Es gibt keine offizielle Bestätigung für das Treffen zwischen Kishida und Xi, das nach Angaben einiger japanischer Nachrichtenagenturen für Donnerstag vorbereitet wird. Die Außenministerien Japans und Chinas haben nicht sofort auf Anfragen zu diesem Artikel reagiert.

China hat bereits erklärt, dass es ausländische Investitionen begrüßt, solange sich die Unternehmen an die chinesischen Gesetze halten.

Japans Kabinettschef Hirokazu Matsuno sagte am Montag auf einer Pressekonferenz, Tokio habe Peking "auf verschiedenen Ebenen und bei verschiedenen Gelegenheiten" gebeten, die baldige Rückkehr der in China inhaftierten japanischen Staatsangehörigen zu ermöglichen und ein transparentes Verfahren zu gewährleisten.

RISKANTES GESCHÄFT

Nach Angaben des japanischen Außenministeriums werden derzeit fünf japanische Staatsangehörige in China festgehalten. Seit 2015, dem Jahr nach Inkrafttreten des chinesischen Anti-Spionage-Gesetzes, wurden insgesamt 17 Personen inhaftiert.
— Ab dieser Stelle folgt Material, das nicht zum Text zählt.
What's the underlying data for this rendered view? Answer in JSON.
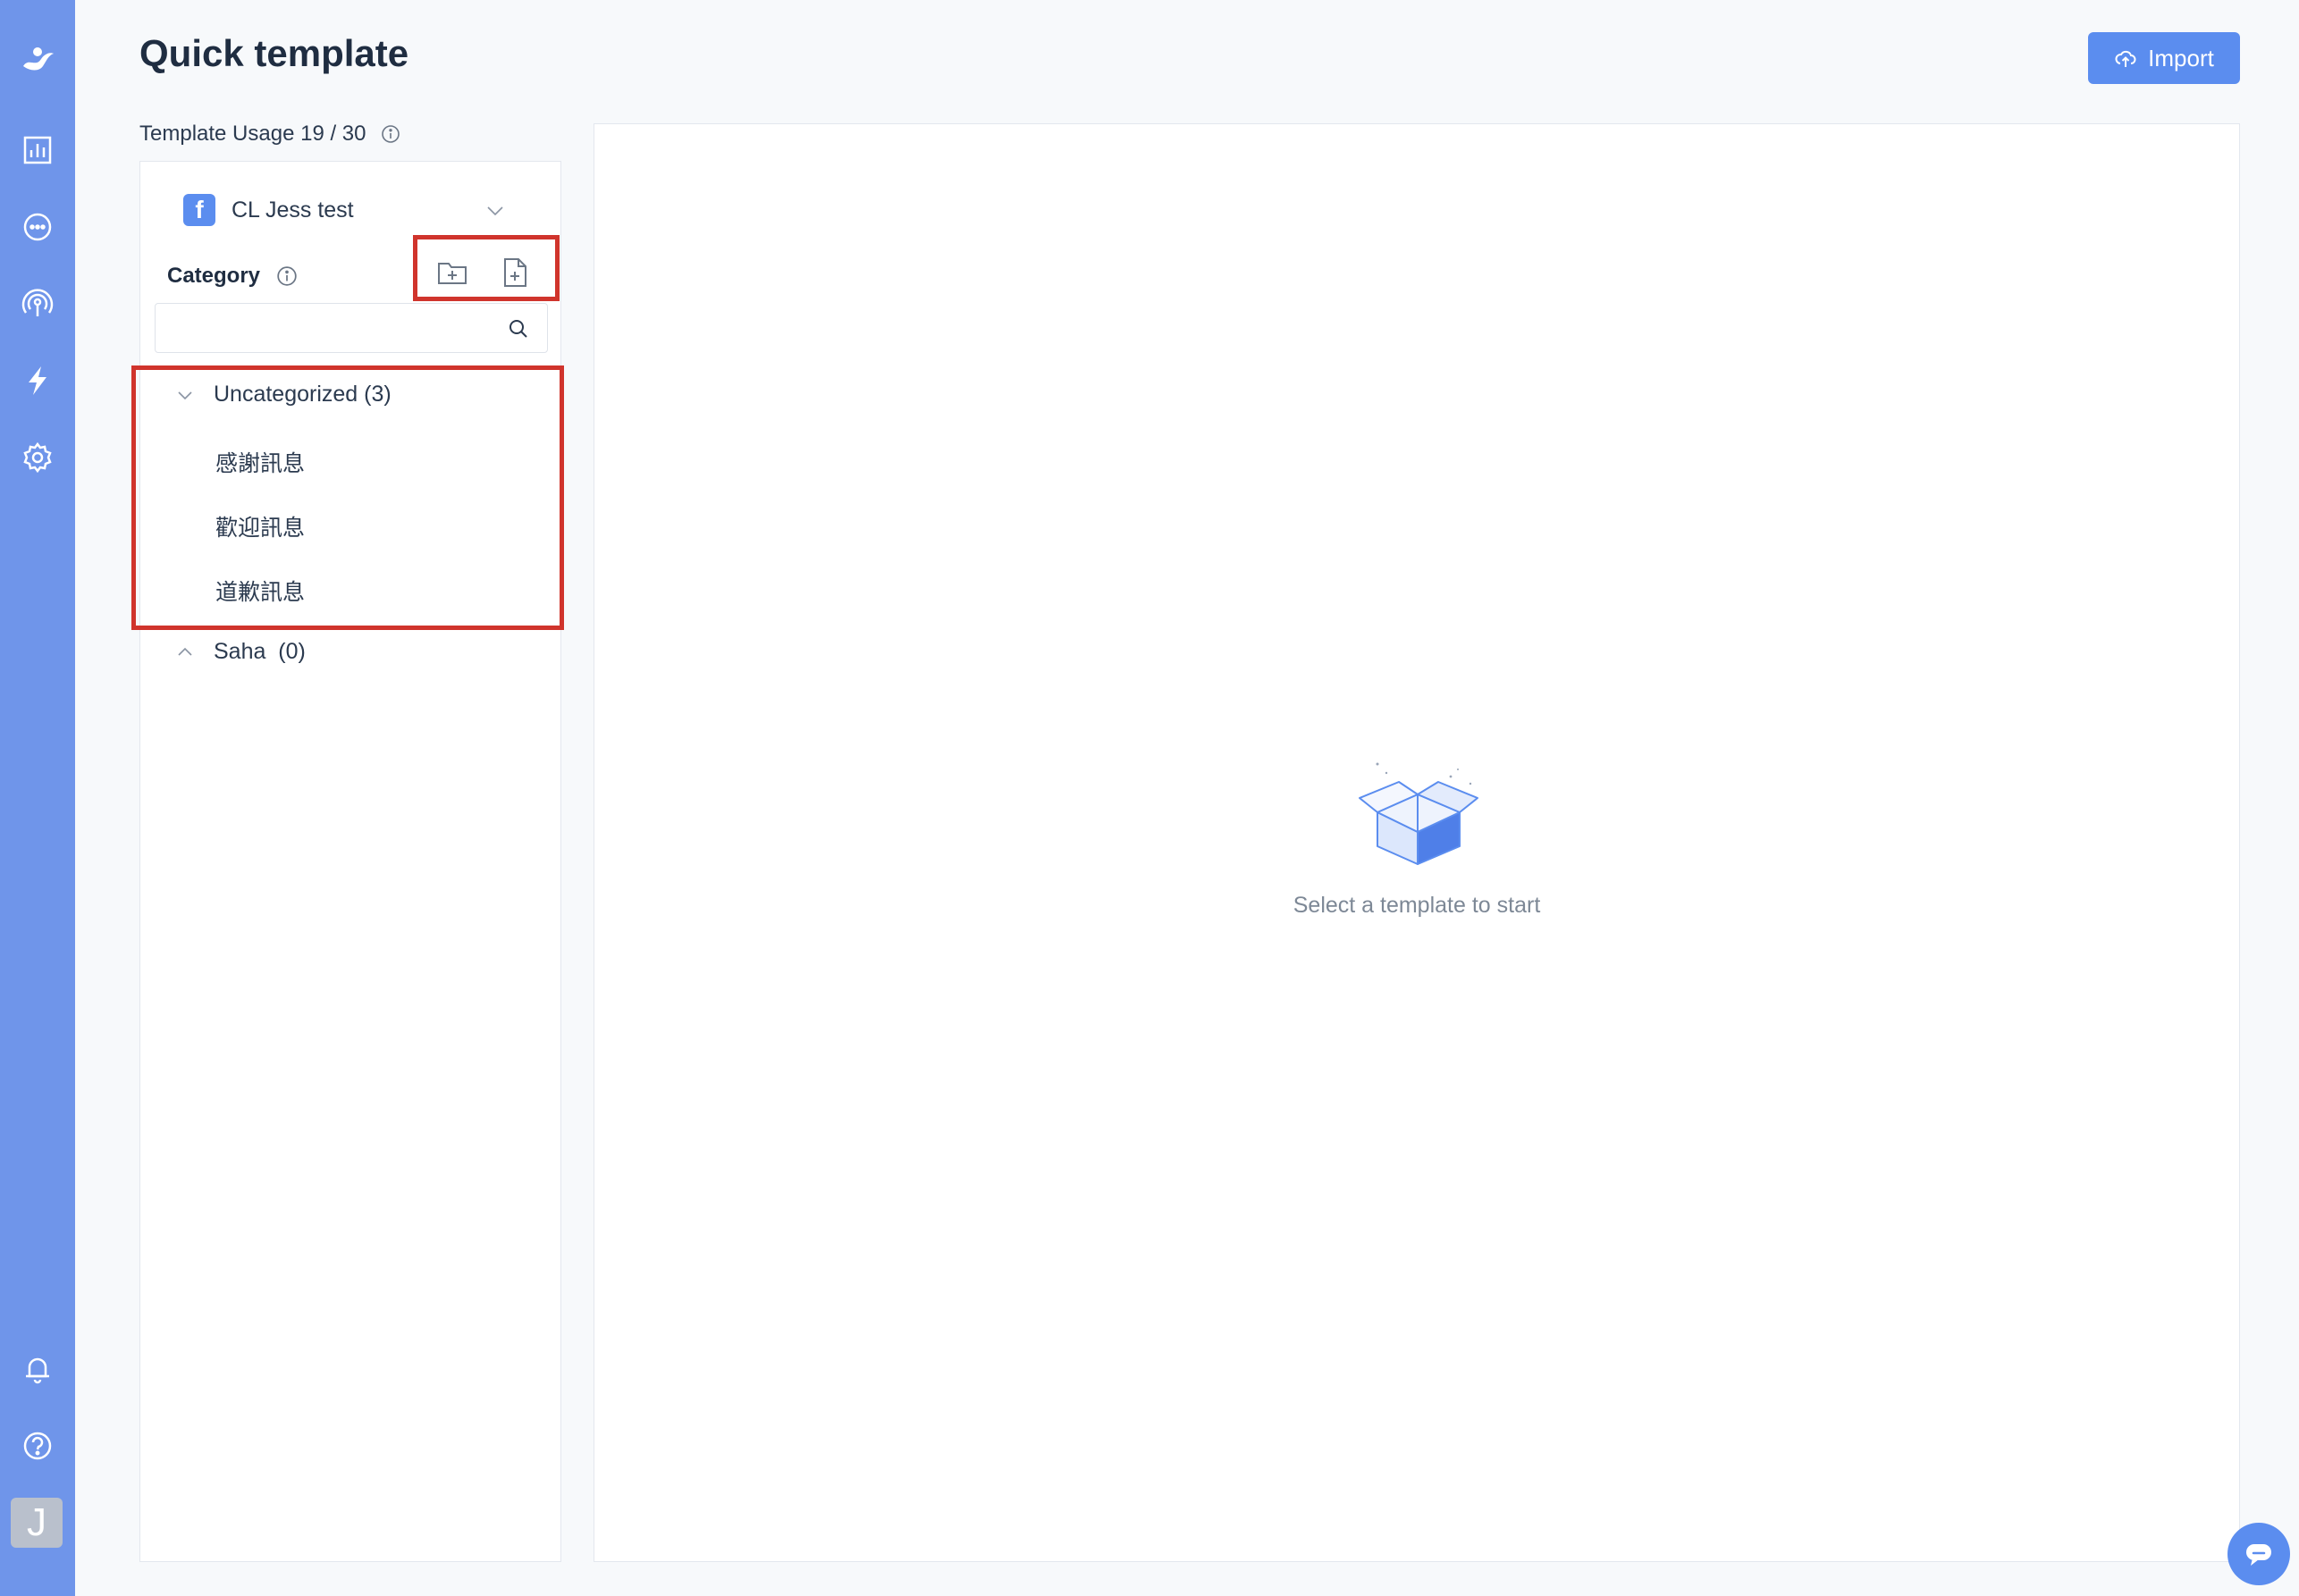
{
  "nav": {
    "icons": [
      "logo-icon",
      "analytics-icon",
      "chat-icon",
      "broadcast-icon",
      "lightning-icon",
      "settings-icon",
      "bell-icon",
      "help-icon"
    ],
    "avatar_letter": "J"
  },
  "header": {
    "title": "Quick template",
    "import_label": "Import"
  },
  "usage": {
    "text": "Template Usage 19 / 30"
  },
  "left_panel": {
    "page_name": "CL Jess test",
    "category_label": "Category",
    "search_placeholder": "",
    "groups": [
      {
        "label": "Uncategorized (3)",
        "expanded": true,
        "templates": [
          "感謝訊息",
          "歡迎訊息",
          "道歉訊息"
        ]
      },
      {
        "label": "Saha  (0)",
        "expanded": false,
        "templates": []
      }
    ]
  },
  "right_panel": {
    "empty_text": "Select a template to start"
  },
  "colors": {
    "nav_bg": "#6f95ea",
    "primary": "#5b8def",
    "highlight": "#d0342c"
  }
}
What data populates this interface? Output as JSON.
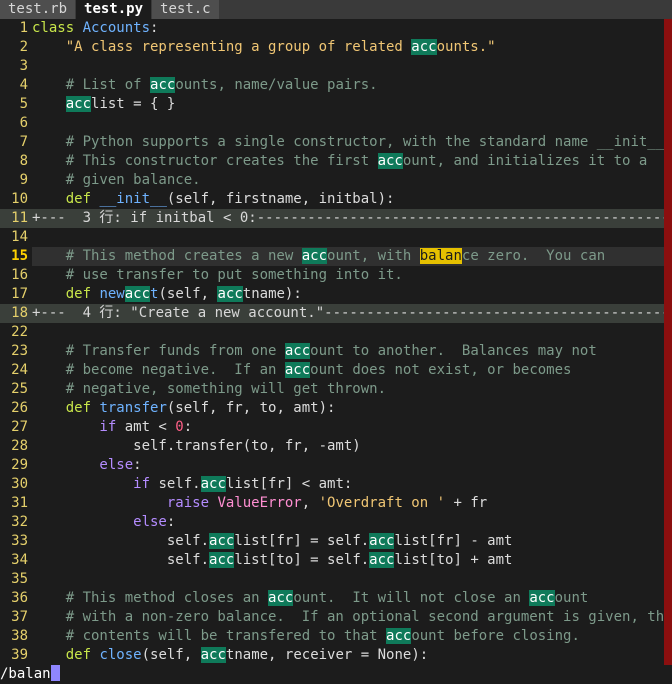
{
  "tabs": [
    "test.rb",
    "test.py",
    "test.c"
  ],
  "active_tab": 1,
  "lines": [
    {
      "n": "1",
      "segs": [
        [
          "kw",
          "class "
        ],
        [
          "fn",
          "Accounts"
        ],
        [
          "",
          ""
        ],
        [
          "",
          ":"
        ]
      ]
    },
    {
      "n": "2",
      "segs": [
        [
          "str",
          "    \"A class representing a group of related "
        ],
        [
          "hl",
          "acc"
        ],
        [
          "str",
          "ounts.\""
        ]
      ]
    },
    {
      "n": "3",
      "segs": []
    },
    {
      "n": "4",
      "segs": [
        [
          "com",
          "    # List of "
        ],
        [
          "hl",
          "acc"
        ],
        [
          "com",
          "ounts, name/value pairs."
        ]
      ]
    },
    {
      "n": "5",
      "segs": [
        [
          "",
          "    "
        ],
        [
          "hl",
          "acc"
        ],
        [
          "",
          "list = { }"
        ]
      ]
    },
    {
      "n": "6",
      "segs": []
    },
    {
      "n": "7",
      "segs": [
        [
          "com",
          "    # Python supports a single constructor, with the standard name __init__."
        ]
      ]
    },
    {
      "n": "8",
      "segs": [
        [
          "com",
          "    # This constructor creates the first "
        ],
        [
          "hl",
          "acc"
        ],
        [
          "com",
          "ount, and initializes it to a"
        ]
      ]
    },
    {
      "n": "9",
      "segs": [
        [
          "com",
          "    # given balance."
        ]
      ]
    },
    {
      "n": "10",
      "segs": [
        [
          "kw",
          "    def "
        ],
        [
          "fn",
          "__init__"
        ],
        [
          "",
          "(self, firstname, initbal):"
        ]
      ]
    },
    {
      "n": "11",
      "fold": true,
      "segs": [
        [
          "",
          "+---  3 行: if initbal < 0:--------------------------------------------------------------"
        ]
      ]
    },
    {
      "n": "14",
      "segs": []
    },
    {
      "n": "15",
      "cursor": true,
      "segs": [
        [
          "com",
          "    # This method creates a new "
        ],
        [
          "hl",
          "acc"
        ],
        [
          "com",
          "ount, with "
        ],
        [
          "hl-cur",
          "balan"
        ],
        [
          "com",
          "ce zero.  You can"
        ]
      ]
    },
    {
      "n": "16",
      "segs": [
        [
          "com",
          "    # use transfer to put something into it."
        ]
      ]
    },
    {
      "n": "17",
      "segs": [
        [
          "kw",
          "    def "
        ],
        [
          "fn",
          "new"
        ],
        [
          "hl",
          "acc"
        ],
        [
          "fn",
          "t"
        ],
        [
          "",
          "(self, "
        ],
        [
          "hl",
          "acc"
        ],
        [
          "",
          "tname):"
        ]
      ]
    },
    {
      "n": "18",
      "fold": true,
      "segs": [
        [
          "",
          "+---  4 行: \"Create a new account.\"---------------------------------------------------"
        ]
      ]
    },
    {
      "n": "22",
      "segs": []
    },
    {
      "n": "23",
      "segs": [
        [
          "com",
          "    # Transfer funds from one "
        ],
        [
          "hl",
          "acc"
        ],
        [
          "com",
          "ount to another.  Balances may not"
        ]
      ]
    },
    {
      "n": "24",
      "segs": [
        [
          "com",
          "    # become negative.  If an "
        ],
        [
          "hl",
          "acc"
        ],
        [
          "com",
          "ount does not exist, or becomes"
        ]
      ]
    },
    {
      "n": "25",
      "segs": [
        [
          "com",
          "    # negative, something will get thrown."
        ]
      ]
    },
    {
      "n": "26",
      "segs": [
        [
          "kw",
          "    def "
        ],
        [
          "fn",
          "transfer"
        ],
        [
          "",
          "(self, fr, to, amt):"
        ]
      ]
    },
    {
      "n": "27",
      "segs": [
        [
          "ctrl",
          "        if "
        ],
        [
          "",
          "amt < "
        ],
        [
          "num",
          "0"
        ],
        [
          "",
          ":"
        ]
      ]
    },
    {
      "n": "28",
      "segs": [
        [
          "",
          "            self.transfer(to, fr, -amt)"
        ]
      ]
    },
    {
      "n": "29",
      "segs": [
        [
          "ctrl",
          "        else"
        ],
        [
          "",
          ":"
        ]
      ]
    },
    {
      "n": "30",
      "segs": [
        [
          "ctrl",
          "            if "
        ],
        [
          "",
          "self."
        ],
        [
          "hl",
          "acc"
        ],
        [
          "",
          "list[fr] < amt:"
        ]
      ]
    },
    {
      "n": "31",
      "segs": [
        [
          "ctrl",
          "                raise "
        ],
        [
          "exc",
          "ValueError"
        ],
        [
          "",
          ", "
        ],
        [
          "str",
          "'Overdraft on '"
        ],
        [
          "",
          " + fr"
        ]
      ]
    },
    {
      "n": "32",
      "segs": [
        [
          "ctrl",
          "            else"
        ],
        [
          "",
          ":"
        ]
      ]
    },
    {
      "n": "33",
      "segs": [
        [
          "",
          "                self."
        ],
        [
          "hl",
          "acc"
        ],
        [
          "",
          "list[fr] = self."
        ],
        [
          "hl",
          "acc"
        ],
        [
          "",
          "list[fr] - amt"
        ]
      ]
    },
    {
      "n": "34",
      "segs": [
        [
          "",
          "                self."
        ],
        [
          "hl",
          "acc"
        ],
        [
          "",
          "list[to] = self."
        ],
        [
          "hl",
          "acc"
        ],
        [
          "",
          "list[to] + amt"
        ]
      ]
    },
    {
      "n": "35",
      "segs": []
    },
    {
      "n": "36",
      "segs": [
        [
          "com",
          "    # This method closes an "
        ],
        [
          "hl",
          "acc"
        ],
        [
          "com",
          "ount.  It will not close an "
        ],
        [
          "hl",
          "acc"
        ],
        [
          "com",
          "ount"
        ]
      ]
    },
    {
      "n": "37",
      "segs": [
        [
          "com",
          "    # with a non-zero balance.  If an optional second argument is given, the"
        ]
      ]
    },
    {
      "n": "38",
      "segs": [
        [
          "com",
          "    # contents will be transfered to that "
        ],
        [
          "hl",
          "acc"
        ],
        [
          "com",
          "ount before closing."
        ]
      ]
    },
    {
      "n": "39",
      "segs": [
        [
          "kw",
          "    def "
        ],
        [
          "fn",
          "close"
        ],
        [
          "",
          "(self, "
        ],
        [
          "hl",
          "acc"
        ],
        [
          "",
          "tname, receiver = None):"
        ]
      ]
    }
  ],
  "command_line": "/balan",
  "colors": {
    "background": "#1c1c1c",
    "search_match": "#0f7a5a",
    "current_match": "#e5c000",
    "scrollbar": "#8b0f0f"
  }
}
Aber die Verhaftung von Nishiyama hat einen Nerv getroffen, zum einen wegen des Zeitpunkts - sie erfolgte während einer umfassenden Razzia im Bereich der nationalen Sicherheit - und zum anderen wegen der Bekanntheit der Führungskraft.

Nishiyama, der fließend Mandarin spricht und ehemaliges Vorstandsmitglied der japanischen Handelskammer in China ist, nahm in den letzten Jahren an mehreren hochkarätigen Veranstaltungen mit Vertretern beider Länder teil.

Zwei Personen, die ihn kannten, sagten unter der Bedingung der Anonymität, dass er oft über seine Verbindungen zu Beamten sprach.

Aufgrund von Nishiyamas Status hatte seine Verhaftung symbolische Bedeutung, so fünf japanische Regierungsbeamte, die aufgrund der Sensibilität des Falles ebenfalls unter der Bedingung der Anonymität mit Reuters sprachen.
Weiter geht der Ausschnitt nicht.